MI 5:1-4A

PS 80:2-3, 15-16, 18-19.

HEB 10:5-10

LK 1:39-45

I know that on today, this fourth Sunday of Advent, we will light the fourth advent candle of love. Yet as I read today’s scriptures, what I am thinking about is how much the virtue of courage is at the center of these passages. Courage is the cardinal virtue that enables us to stand firm even in the face of difficulties. Courage enables us to resist temptation and also helps us to change the habits that we need to change so that we become better people. If we are to live our Christian lives well, we need the good habit of courage. So on this last Sunday, as we await the coming of Christ, perhaps both the good news and our moral exhortation is:

Take courage!

The prophet Micah first speaks of courage as he describes who this child will be that comes from the small town of Bethlehem. Though this child comes from lowly beginnings, he will “stand firm and shepherd his flock by the strength of the Lord.” He “shall be peace” – which is especially courageous in a violence-loving world like ours.

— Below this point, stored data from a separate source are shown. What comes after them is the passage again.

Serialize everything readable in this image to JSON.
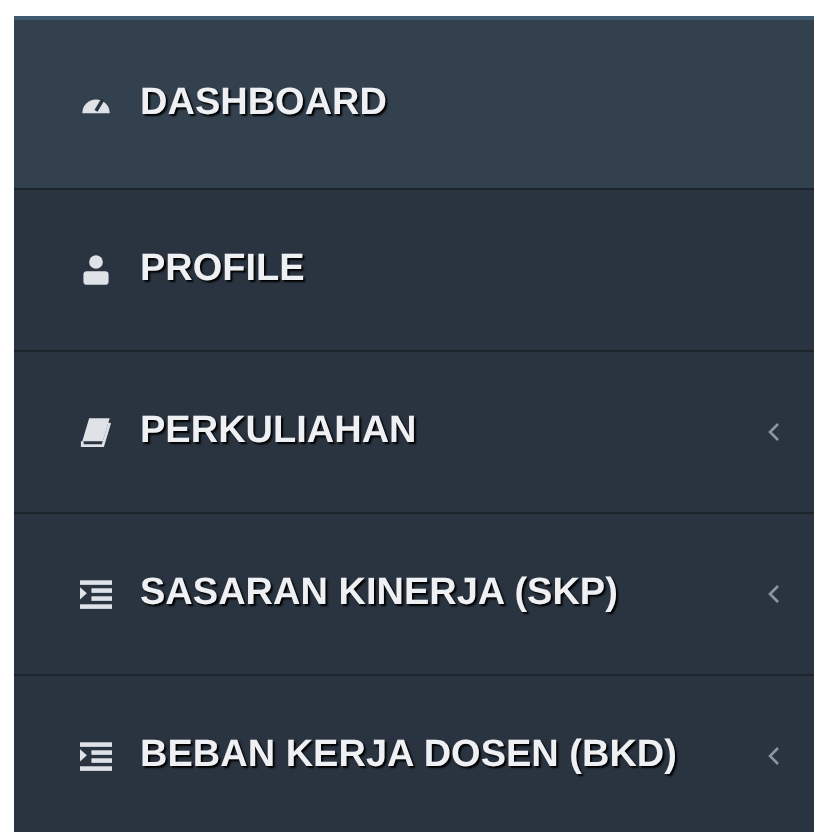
{
  "sidebar": {
    "items": [
      {
        "label": "DASHBOARD",
        "kind": "dashboard",
        "selected": true,
        "has_submenu": false
      },
      {
        "label": "PROFILE",
        "kind": "user",
        "selected": false,
        "has_submenu": false
      },
      {
        "label": "PERKULIAHAN",
        "kind": "book",
        "selected": false,
        "has_submenu": true
      },
      {
        "label": "SASARAN KINERJA (SKP)",
        "kind": "indent",
        "selected": false,
        "has_submenu": true
      },
      {
        "label": "BEBAN KERJA DOSEN (BKD)",
        "kind": "indent",
        "selected": false,
        "has_submenu": true
      }
    ]
  }
}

So it is: Christians see in Jesus the enactment of these words from Micah. Jesus is our peace, as Paul will proclaim in the letter to the Ephesians (2:14). Yet as many theologians down through the centuries have described, living Jesus’ peace requires courage, especially the courage to stand against the temptation to be right, to be first, to seek security.

Jesus’ own birth proclaims that God comes to us so very often in the small, the insignificant, the poor – like the little town of Bethlehem. But it takes courage to stand with the minority and the hidden ones.

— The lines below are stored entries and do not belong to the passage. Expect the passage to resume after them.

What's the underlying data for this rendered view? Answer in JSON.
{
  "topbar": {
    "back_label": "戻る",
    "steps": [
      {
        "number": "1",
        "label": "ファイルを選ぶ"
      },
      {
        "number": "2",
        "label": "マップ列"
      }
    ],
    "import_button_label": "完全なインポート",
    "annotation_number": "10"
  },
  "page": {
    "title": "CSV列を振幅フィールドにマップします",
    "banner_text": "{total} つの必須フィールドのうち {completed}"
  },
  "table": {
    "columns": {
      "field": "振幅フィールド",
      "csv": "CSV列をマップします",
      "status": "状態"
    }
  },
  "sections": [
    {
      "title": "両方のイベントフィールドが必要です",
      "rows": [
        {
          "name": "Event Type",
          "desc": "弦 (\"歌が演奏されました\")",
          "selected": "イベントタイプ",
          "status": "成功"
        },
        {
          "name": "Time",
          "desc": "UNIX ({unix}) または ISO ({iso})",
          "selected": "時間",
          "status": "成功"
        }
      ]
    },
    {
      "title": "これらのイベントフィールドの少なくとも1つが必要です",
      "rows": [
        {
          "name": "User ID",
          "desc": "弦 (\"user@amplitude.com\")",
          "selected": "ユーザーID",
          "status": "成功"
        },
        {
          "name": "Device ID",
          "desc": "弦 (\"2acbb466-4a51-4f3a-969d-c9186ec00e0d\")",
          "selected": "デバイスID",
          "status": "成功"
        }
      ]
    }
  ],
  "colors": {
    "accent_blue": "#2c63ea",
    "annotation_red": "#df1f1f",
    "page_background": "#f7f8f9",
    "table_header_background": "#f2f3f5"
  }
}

Today’s second reading speaks further of who Jesus is: he is the one who comes to do God’s will. We Christians who are baptized in the life, death, and resurrection of Jesus, seek a life and death like his as well. Yet we know – and aren’t we maybe a bit afraid – of the kind of places following God’s will takes us? Listening to God’s voice means that I am often doing things I would rather not be doing – large and small. I never thought I’d be married with children. But I never thought that today, I’d be making a meal for someone having surgery either.

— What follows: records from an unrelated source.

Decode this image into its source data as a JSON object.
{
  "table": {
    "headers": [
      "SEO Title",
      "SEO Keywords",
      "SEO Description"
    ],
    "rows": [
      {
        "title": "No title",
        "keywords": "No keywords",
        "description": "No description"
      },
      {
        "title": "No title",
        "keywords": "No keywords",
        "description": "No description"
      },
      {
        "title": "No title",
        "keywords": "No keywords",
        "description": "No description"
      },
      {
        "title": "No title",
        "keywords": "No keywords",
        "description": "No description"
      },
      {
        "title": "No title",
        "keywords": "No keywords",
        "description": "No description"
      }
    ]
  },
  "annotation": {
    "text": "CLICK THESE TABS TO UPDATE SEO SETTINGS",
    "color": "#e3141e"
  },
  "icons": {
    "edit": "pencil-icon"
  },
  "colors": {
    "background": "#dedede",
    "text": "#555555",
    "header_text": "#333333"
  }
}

And then of course, in today’s gospel, I see both Elizabeth’s and Mary’s courage to proclaim the good news. Somehow, a baby – someone they don’t even see yet, is “The Lord” and has fulfilled what prophets proclaimed many centuries before they lived. To take the small thread of a story and to have faith – the people of Israel do this constantly. Mary and Elizabeth continue the thread in their recognition of who Jesus is.

Our world needs that proclamation, and the courage of those who can proclaim Jesus is Lord. It is, I think, harder than ever these days. Yet this is the candle that lights our way today: the courage to be people of God, yet again, and the courage to live the virtues in service of God, even in a world that doesn’t recognize Him.